Recycling of organic waste containing pesticides (or other emerging contaminants) is a potential risk for spreading hazard into the environment. Our results show that organic waste with a potential threat, used as substrate in biogas production followed by composting before used as soil improvers is an option to reduce spreading potential hazard compounds.
At global scale, agriculture accounts for about 70% of the total freshwater consumption and has been identified to contribute to water pollution. A major concern is related to the application of pesticides in agriculture which manifests in groundwater contamination, surface run-off and plant uptake. Moreover, poor regional water management practices can be a further factor contributing to pollution of agricultural ecosystems. While some regions, e.g. Scandinavian countries, with high and evenly distributed rainfall usually rely on natural precipitation, farmers from many other European countries are facing increasing difficulty in supplying water demand, and use treated wastewater for irrigation of agricultural fields. However, this poses the problem of introducing organic micro-pollutants like pharmaceuticals from the wastewater into the terrestrial environment.
The AWARE project will investigate uptake, metabolism, fate and risks of selected compounds in plants and also in soil or wetland systems through a multidisciplinary approach including wide expertise (environmental- and analytical chemistry, environmental toxicology, plant physiology, microbiology), various partners (academic and research institutes) and stakeholders.
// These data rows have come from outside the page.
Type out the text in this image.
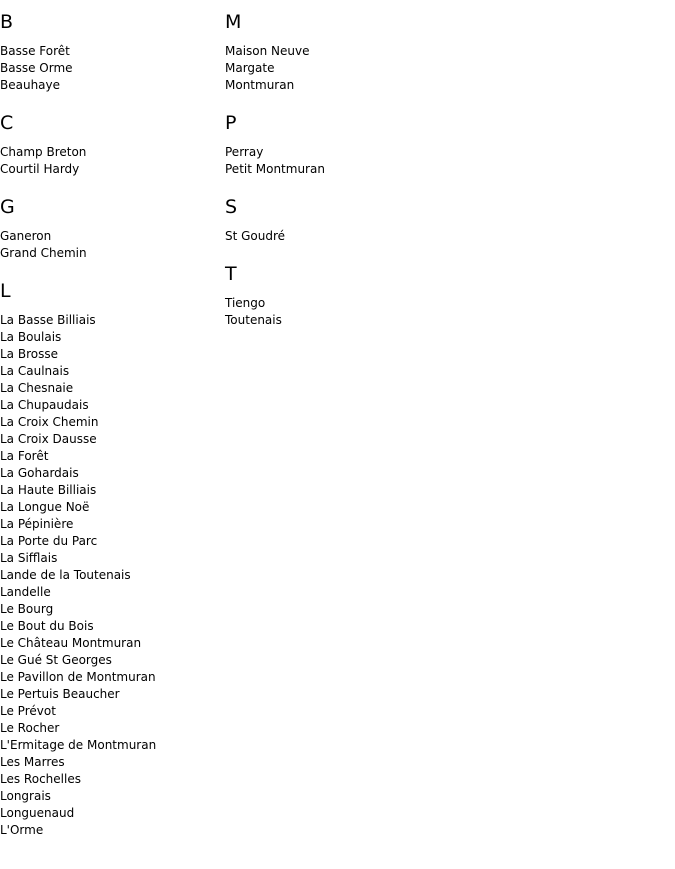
B
Basse Forêt
Basse Orme
Beauhaye
C
Champ Breton
Courtil Hardy
G
Ganeron
Grand Chemin
L
La Basse Billiais
La Boulais
La Brosse
La Caulnais
La Chesnaie
La Chupaudais
La Croix Chemin
La Croix Dausse
La Forêt
La Gohardais
La Haute Billiais
La Longue Noë
La Pépinière
La Porte du Parc
La Sifflais
Lande de la Toutenais
Landelle
Le Bourg
Le Bout du Bois
Le Château Montmuran
Le Gué St Georges
Le Pavillon de Montmuran
Le Pertuis Beaucher
Le Prévot
Le Rocher
L'Ermitage de Montmuran
Les Marres
Les Rochelles
Longrais
Longuenaud
L'Orme
M
Maison Neuve
Margate
Montmuran
P
Perray
Petit Montmuran
S
St Goudré
T
Tiengo
Toutenais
AWARE will close knowledge gaps and help to shape the EU regulatory framework to manage health and environmental risks.
The Norwegian contribution, together with UFZ Leipzig, will be investigating fate of pesticides in mixture, particularly focus at the water soluble and mobile ones, and how to optimize for retaining and degradation of these. Isotope- and non-labelled pesticides will be used to study sorption, biodegradation and non-extractable-residue-formation in controlled laboratory and constructed wetland. Riparian strips are important areas for lowering the impact of pesticides runoff from arable land to freshwater ecosystems. A new approach for reducing pesticide runoff at riparian strips will be investigated.